When starting an encoding job the Bitmovin API services have to gather all configured data and combine them into a single configuration of the whole encoding. This is done synchronously so that we can validate if the setup of the encoding is correct and inform the customer immediately in case there is any misconfiguration. This is especially slow for encodings with lots of configured streams and muxings as a lot of information for each entity has to be retrieved from the database (for example Input Streams, Muxings, Filters, Sprites, Thumbnails, etc.). Additionally, some updates on the stream level are done before scheduling an encoding to ensure data consistency.

The team needed to add additional performance metrics to this call for an in-depth investigation of performance bottlenecks. This allowed us to find and fix problematic queries and update behaviors. The improvements implemented led to a reduction of the average Encoding Start call time by a factor of four. Additionally, the fix includes improved observability into the Encoding Start process to make further improvements possible.

Average Encoding Start call duration drops below 10 seconds after improvements

Observability and Performance Improvements

Since the beginning of the year, the team has worked hard to enable tracing with OpenTelemetry to all of our core services. With it, all traces to inbound as well as outbound service calls are reported, including:

Sync/async service calls
Messaging and Events
Resources
Database

That provides a live cross-service performance factor which is important to identify performance bottlenecks in the whole workflow.

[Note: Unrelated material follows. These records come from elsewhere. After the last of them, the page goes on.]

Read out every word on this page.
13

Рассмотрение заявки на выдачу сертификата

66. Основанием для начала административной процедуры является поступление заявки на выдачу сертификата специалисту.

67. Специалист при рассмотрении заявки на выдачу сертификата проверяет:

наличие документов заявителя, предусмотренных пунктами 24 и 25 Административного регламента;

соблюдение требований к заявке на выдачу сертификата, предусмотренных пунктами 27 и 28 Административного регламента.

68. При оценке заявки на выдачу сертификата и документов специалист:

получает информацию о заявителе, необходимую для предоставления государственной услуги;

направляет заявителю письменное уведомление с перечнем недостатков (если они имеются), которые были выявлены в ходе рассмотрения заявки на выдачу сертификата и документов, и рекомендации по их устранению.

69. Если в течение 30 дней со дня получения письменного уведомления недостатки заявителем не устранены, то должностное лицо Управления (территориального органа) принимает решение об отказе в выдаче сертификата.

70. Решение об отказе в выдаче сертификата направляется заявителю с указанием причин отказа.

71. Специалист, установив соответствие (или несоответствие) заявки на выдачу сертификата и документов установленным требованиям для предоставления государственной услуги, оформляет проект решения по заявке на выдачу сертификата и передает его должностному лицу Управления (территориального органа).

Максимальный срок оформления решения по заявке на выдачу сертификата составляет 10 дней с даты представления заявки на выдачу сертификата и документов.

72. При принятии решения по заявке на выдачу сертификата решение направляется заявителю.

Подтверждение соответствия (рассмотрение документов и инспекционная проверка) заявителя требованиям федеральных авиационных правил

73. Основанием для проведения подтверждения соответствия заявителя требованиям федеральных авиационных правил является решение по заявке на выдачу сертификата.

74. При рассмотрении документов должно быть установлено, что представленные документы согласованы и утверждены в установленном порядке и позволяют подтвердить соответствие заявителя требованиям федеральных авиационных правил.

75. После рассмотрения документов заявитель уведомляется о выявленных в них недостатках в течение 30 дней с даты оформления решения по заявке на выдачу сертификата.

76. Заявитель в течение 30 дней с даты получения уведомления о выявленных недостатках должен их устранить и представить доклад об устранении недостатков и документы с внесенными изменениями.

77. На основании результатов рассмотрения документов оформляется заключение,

Service-specific RED metrics are recorded to allow further investigations and optimizations. The team also added additional performance metrics to the critical parts of our core services. With those observability improvements, we were able to implement the following improvements to our overall encoding orchestration workflow, which has a huge impact on scalability:

Reduced executed DB statement count by factor of 6
Reduced DB statement size by factor of 4
Reduced internal service calls by factor of 3
Reduced complexity of internal calculations by factor of 2

The next steps will be to further add observability capabilities to our core encoding workflow that actually performs the encoding job. With that, we should be able to further tune the turnaround time of single encoding jobs as well.

Implementing Safe Scaleup for Higher Overall Throughput

Our system is optimized to start encoding jobs as soon as possible once the customer has configured everything and executed the encoding start call. Some of our enterprise customers have as many as 200 encoding slots and we observed that when they filled all 200 slots in a very short amount of time, it was not only bringing our system (database, messaging, etc.) but also our cloud providers’ systems (where we request the required infrastructure) under high pressure. Those bursts of requesting infrastructure were often leading to “slow down” responses by the cloud providers’ APIs and “capacity exceeded” responses when acquiring infrastructure, as they can not provide that many instances in that short amount of time.

To avoid these bursts in processing, we now use a better strategy to safely ramp up the usage of the available encoding slots, leading to more normalized usage of our system as well as the infrastructure of our cloud providers. This ultimately means we’re able to support greater overall capacity since we’re requesting resources in a way that allows our infrastructure partners to keep up. In the bottom half of the graph below, we see the customer submitted almost 600 jobs in a short period of time. On the upper half, we see how the system now safely scales the usage up to their limit of 150 concurrent encoding jobs.

A Neverending Story

Being a best-in-class SaaS product means being able to meet your customers’ changing needs instantly, while managing the reality that your infrastructure providers and your own systems have limitations for scaling. Providing enterprise-level uptimes requires constant vigilance and adaptation to support even modest levels of growth, not to mention huge spikes in demand. It’s impossible to predict every scenario in advance, but by taking advantage of the opportunity to learn and build a more robust system, you can set a higher standard for stability that benefits everyone in the long run.